I believe more physicians will participate in alternative payment models, in organized contracts; you’ll see consolidation in healthcare. Physicians may need scale to demonstrate excellence in quality and clinical efficiency. So you’re seeing more physicians becoming employed. That trend is going to continue. And in some markets, solo practice, unaffiliated, will become very difficult.

What do healthcare and healthcare IT leaders need to do, around all this?

I just read a survey in a publication that said that most CMIOs want to take on more responsibility. [SSI?] And they were asked, would they want to be CMO, CIO? The number=one response was, clinical transformation officer: they want to be involved in clinical transofmration. So this is their opportunity to help their organization succeed in the transition from fee-for-volume to fee-for-value. In many organizations, CMIOs are still in tactical roles, with implementations and post-iplementations, getting this live and that live. And in opinion, CMIOs are some of the smartest people I’ve ever met. And that undervalues their capabilities; they should have a much more strategic role. So when executives at an organization revising their strategic plans for the future, the CMIO should be at the table, and in discussions broader than just how to leverage technology.

So CMIOs should become more strategic; they should understand their organization’s strategic plan, and should be at the table when people are having conversations about achieving their orgnaizations’ long-term goals. So the technology is the means to an end; the end is providing the best-possible care at an affordable cost. The technology is just an enabler.

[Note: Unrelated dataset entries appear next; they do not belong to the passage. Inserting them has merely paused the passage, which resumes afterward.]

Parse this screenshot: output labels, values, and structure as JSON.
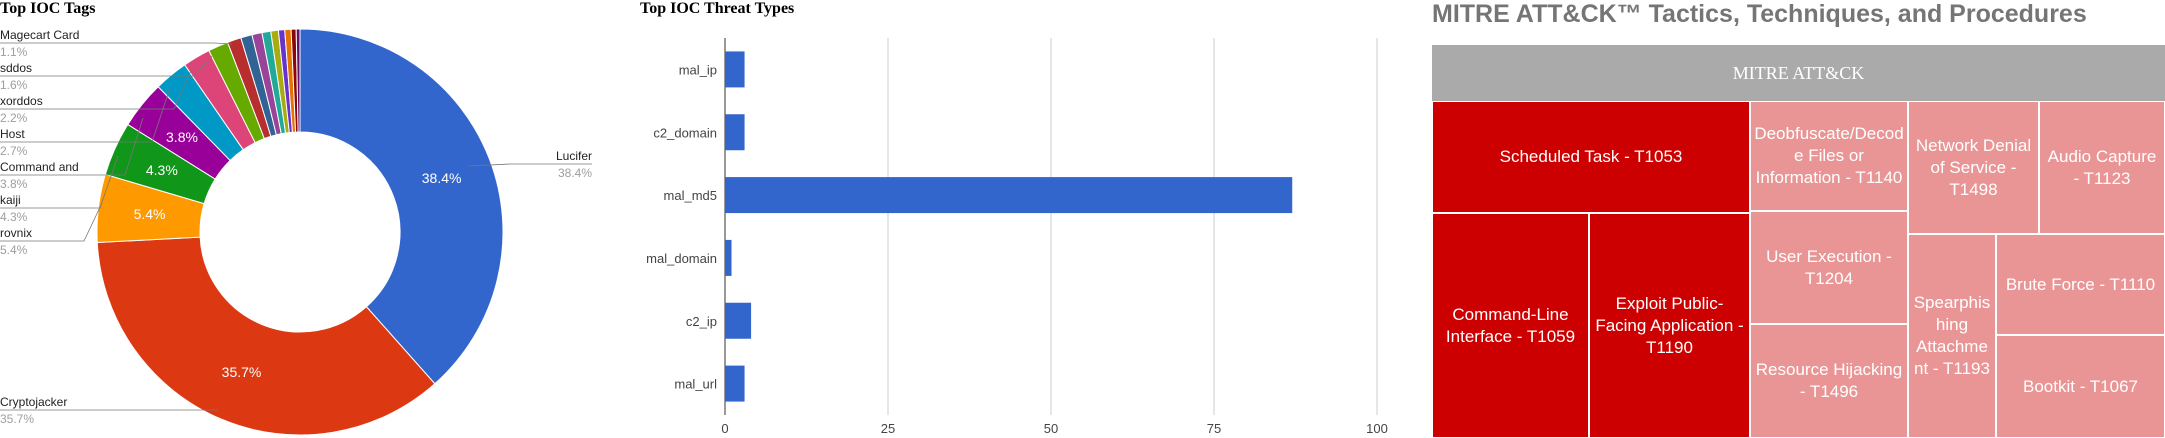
{
  "chart_data": [
    {
      "type": "pie",
      "donut": true,
      "title": "Top IOC Tags",
      "slices": [
        {
          "label": "Lucifer",
          "value": 38.4,
          "pct_label": "38.4%",
          "color": "#3366cc"
        },
        {
          "label": "Cryptojacker",
          "value": 35.7,
          "pct_label": "35.7%",
          "color": "#dc3912"
        },
        {
          "label": "rovnix",
          "value": 5.4,
          "pct_label": "5.4%",
          "color": "#ff9900"
        },
        {
          "label": "kaiji",
          "value": 4.3,
          "pct_label": "4.3%",
          "color": "#109618"
        },
        {
          "label": "Command and",
          "value": 3.8,
          "pct_label": "3.8%",
          "color": "#990099"
        },
        {
          "label": "Host",
          "value": 2.7,
          "pct_label": "2.7%",
          "color": "#0099c6"
        },
        {
          "label": "xorddos",
          "value": 2.2,
          "pct_label": "2.2%",
          "color": "#dd4477"
        },
        {
          "label": "sddos",
          "value": 1.6,
          "pct_label": "1.6%",
          "color": "#66aa00"
        },
        {
          "label": "Magecart Card",
          "value": 1.1,
          "pct_label": "1.1%",
          "color": "#b82e2e"
        },
        {
          "label": "",
          "value": 0.9,
          "color": "#316395"
        },
        {
          "label": "",
          "value": 0.8,
          "color": "#994499"
        },
        {
          "label": "",
          "value": 0.7,
          "color": "#22aa99"
        },
        {
          "label": "",
          "value": 0.6,
          "color": "#aaaa11"
        },
        {
          "label": "",
          "value": 0.5,
          "color": "#6633cc"
        },
        {
          "label": "",
          "value": 0.5,
          "color": "#e67300"
        },
        {
          "label": "",
          "value": 0.4,
          "color": "#8b0707"
        },
        {
          "label": "",
          "value": 0.3,
          "color": "#651067"
        }
      ],
      "callouts": [
        {
          "label": "Lucifer",
          "pct": "38.4%"
        },
        {
          "label": "Cryptojacker",
          "pct": "35.7%"
        },
        {
          "label": "rovnix",
          "pct": "5.4%"
        },
        {
          "label": "kaiji",
          "pct": "4.3%"
        },
        {
          "label": "Command and",
          "pct": "3.8%"
        },
        {
          "label": "Host",
          "pct": "2.7%"
        },
        {
          "label": "xorddos",
          "pct": "2.2%"
        },
        {
          "label": "sddos",
          "pct": "1.6%"
        },
        {
          "label": "Magecart Card",
          "pct": "1.1%"
        }
      ]
    },
    {
      "type": "bar",
      "orientation": "horizontal",
      "title": "Top IOC Threat Types",
      "categories": [
        "mal_ip",
        "c2_domain",
        "mal_md5",
        "mal_domain",
        "c2_ip",
        "mal_url"
      ],
      "values": [
        3,
        3,
        87,
        1,
        4,
        3
      ],
      "xlim": [
        0,
        100
      ],
      "xticks": [
        0,
        25,
        50,
        75,
        100
      ],
      "grid": true,
      "bar_color": "#3366cc"
    },
    {
      "type": "treemap",
      "title": "MITRE ATT&CK™ Tactics, Techniques, and Procedures",
      "root": "MITRE ATT&CK",
      "tiles": [
        {
          "label": "Scheduled Task - T1053",
          "shade": "dark"
        },
        {
          "label": "Command-Line Interface - T1059",
          "shade": "dark"
        },
        {
          "label": "Exploit Public-Facing Application - T1190",
          "shade": "dark"
        },
        {
          "label": "Deobfuscate/Decode Files or Information - T1140",
          "shade": "light"
        },
        {
          "label": "User Execution - T1204",
          "shade": "light"
        },
        {
          "label": "Resource Hijacking - T1496",
          "shade": "light"
        },
        {
          "label": "Network Denial of Service - T1498",
          "shade": "light"
        },
        {
          "label": "Audio Capture - T1123",
          "shade": "light"
        },
        {
          "label": "Spearphishing Attachment - T1193",
          "shade": "light"
        },
        {
          "label": "Brute Force - T1110",
          "shade": "light"
        },
        {
          "label": "Bootkit - T1067",
          "shade": "light"
        }
      ]
    }
  ]
}
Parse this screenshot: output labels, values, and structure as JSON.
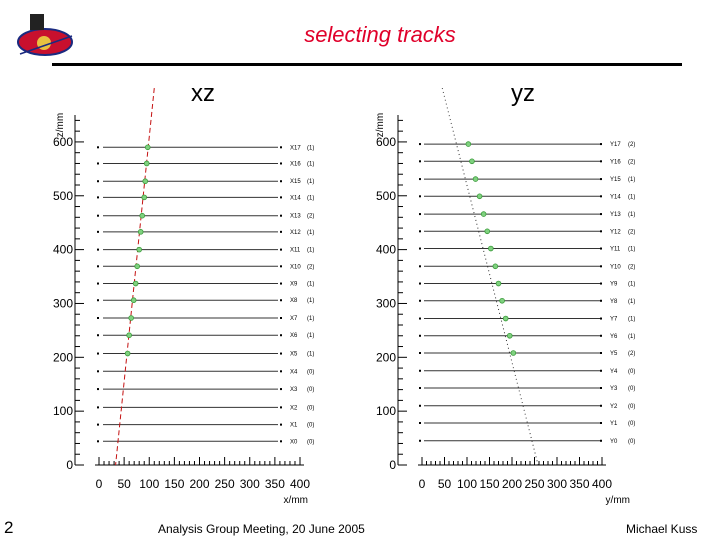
{
  "slide": {
    "title": "selecting tracks",
    "page_number": "2",
    "footer_center": "Analysis Group Meeting, 20 June 2005",
    "footer_right": "Michael Kuss",
    "accent_color": "#e0002a",
    "logo_icon": "glast-mission-logo"
  },
  "chart_data": [
    {
      "type": "scatter",
      "title": "xz",
      "xlabel": "x/mm",
      "ylabel": "z/mm",
      "xlim": [
        0,
        400
      ],
      "ylim": [
        0,
        650
      ],
      "x_ticks": [
        "0",
        "50",
        "100",
        "150",
        "200",
        "250",
        "300",
        "350",
        "400"
      ],
      "y_ticks": [
        "0",
        "100",
        "200",
        "300",
        "400",
        "500",
        "600"
      ],
      "grid": false,
      "layers": [
        {
          "z": 590,
          "label": "X17",
          "count": "(1)"
        },
        {
          "z": 560,
          "label": "X16",
          "count": "(1)"
        },
        {
          "z": 527,
          "label": "X15",
          "count": "(1)"
        },
        {
          "z": 497,
          "label": "X14",
          "count": "(1)"
        },
        {
          "z": 463,
          "label": "X13",
          "count": "(2)"
        },
        {
          "z": 433,
          "label": "X12",
          "count": "(1)"
        },
        {
          "z": 400,
          "label": "X11",
          "count": "(1)"
        },
        {
          "z": 369,
          "label": "X10",
          "count": "(2)"
        },
        {
          "z": 337,
          "label": "X9",
          "count": "(1)"
        },
        {
          "z": 306,
          "label": "X8",
          "count": "(1)"
        },
        {
          "z": 273,
          "label": "X7",
          "count": "(1)"
        },
        {
          "z": 241,
          "label": "X6",
          "count": "(1)"
        },
        {
          "z": 207,
          "label": "X5",
          "count": "(1)"
        },
        {
          "z": 174,
          "label": "X4",
          "count": "(0)"
        },
        {
          "z": 141,
          "label": "X3",
          "count": "(0)"
        },
        {
          "z": 107,
          "label": "X2",
          "count": "(0)"
        },
        {
          "z": 75,
          "label": "X1",
          "count": "(0)"
        },
        {
          "z": 44,
          "label": "X0",
          "count": "(0)"
        }
      ],
      "hits": [
        {
          "x": 97,
          "z": 590
        },
        {
          "x": 95,
          "z": 560
        },
        {
          "x": 92,
          "z": 527
        },
        {
          "x": 90,
          "z": 497
        },
        {
          "x": 86,
          "z": 463
        },
        {
          "x": 83,
          "z": 433
        },
        {
          "x": 80,
          "z": 400
        },
        {
          "x": 76,
          "z": 369
        },
        {
          "x": 73,
          "z": 337
        },
        {
          "x": 69,
          "z": 306
        },
        {
          "x": 64,
          "z": 273
        },
        {
          "x": 60,
          "z": 241
        },
        {
          "x": 57,
          "z": 207
        }
      ],
      "track": [
        {
          "x": 110,
          "z": 700
        },
        {
          "x": 33,
          "z": 0
        }
      ]
    },
    {
      "type": "scatter",
      "title": "yz",
      "xlabel": "y/mm",
      "ylabel": "z/mm",
      "xlim": [
        0,
        400
      ],
      "ylim": [
        0,
        650
      ],
      "x_ticks": [
        "0",
        "50",
        "100",
        "150",
        "200",
        "250",
        "300",
        "350",
        "400"
      ],
      "y_ticks": [
        "0",
        "100",
        "200",
        "300",
        "400",
        "500",
        "600"
      ],
      "grid": false,
      "layers": [
        {
          "z": 596,
          "label": "Y17",
          "count": "(2)"
        },
        {
          "z": 564,
          "label": "Y16",
          "count": "(2)"
        },
        {
          "z": 531,
          "label": "Y15",
          "count": "(1)"
        },
        {
          "z": 499,
          "label": "Y14",
          "count": "(1)"
        },
        {
          "z": 466,
          "label": "Y13",
          "count": "(1)"
        },
        {
          "z": 434,
          "label": "Y12",
          "count": "(2)"
        },
        {
          "z": 402,
          "label": "Y11",
          "count": "(1)"
        },
        {
          "z": 369,
          "label": "Y10",
          "count": "(2)"
        },
        {
          "z": 337,
          "label": "Y9",
          "count": "(1)"
        },
        {
          "z": 305,
          "label": "Y8",
          "count": "(1)"
        },
        {
          "z": 272,
          "label": "Y7",
          "count": "(1)"
        },
        {
          "z": 240,
          "label": "Y6",
          "count": "(1)"
        },
        {
          "z": 208,
          "label": "Y5",
          "count": "(2)"
        },
        {
          "z": 175,
          "label": "Y4",
          "count": "(0)"
        },
        {
          "z": 143,
          "label": "Y3",
          "count": "(0)"
        },
        {
          "z": 110,
          "label": "Y2",
          "count": "(0)"
        },
        {
          "z": 78,
          "label": "Y1",
          "count": "(0)"
        },
        {
          "z": 45,
          "label": "Y0",
          "count": "(0)"
        }
      ],
      "hits": [
        {
          "y": 103,
          "z": 596
        },
        {
          "y": 111,
          "z": 564
        },
        {
          "y": 119,
          "z": 531
        },
        {
          "y": 128,
          "z": 499
        },
        {
          "y": 137,
          "z": 466
        },
        {
          "y": 145,
          "z": 434
        },
        {
          "y": 153,
          "z": 402
        },
        {
          "y": 163,
          "z": 369
        },
        {
          "y": 170,
          "z": 337
        },
        {
          "y": 178,
          "z": 305
        },
        {
          "y": 186,
          "z": 272
        },
        {
          "y": 195,
          "z": 240
        },
        {
          "y": 203,
          "z": 208
        }
      ],
      "track": [
        {
          "y": 45,
          "z": 700
        },
        {
          "y": 258,
          "z": 0
        }
      ]
    }
  ]
}
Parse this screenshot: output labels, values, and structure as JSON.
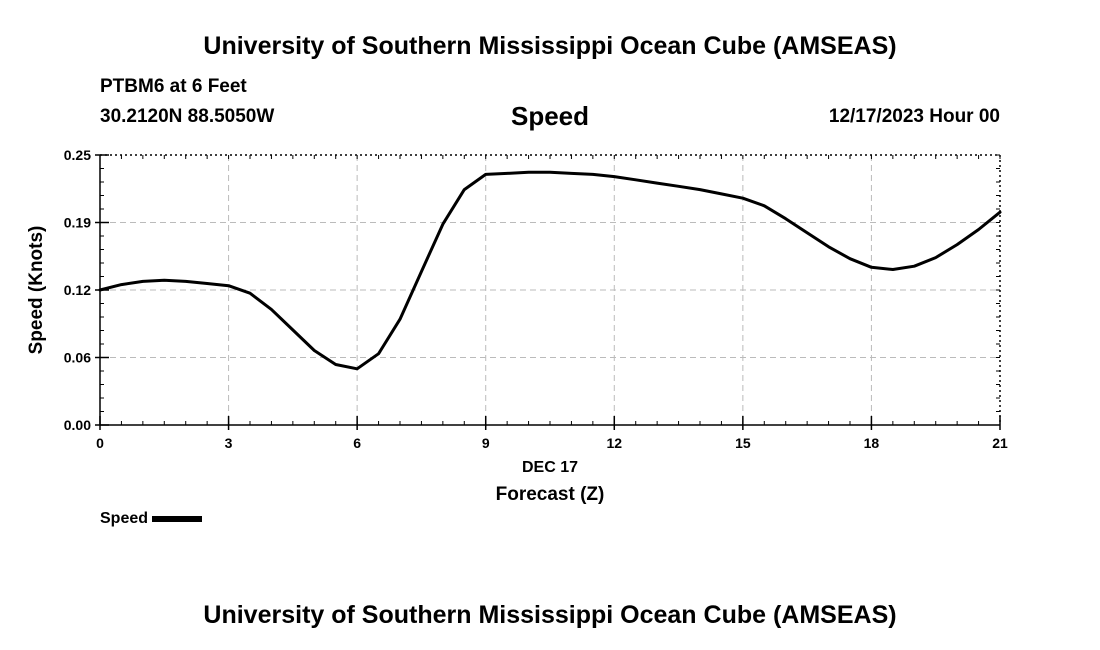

What do you think you’ll hear, and what would you like to hear, at AMDIS, this week?

I’d love for the conversations to be strategic, in addition to tactical. So all of their organizations are undergoing fundamental transformations. Some will be very successful, but not all. Some will be severely challenged through the transition. And I’d love to hear all the AMDIS attendees talk about how they’re going to help their organizations succeed at a time when healthcare reimbursement is changing, patient care is changing, through a combination of strategy and executing on proven tactics.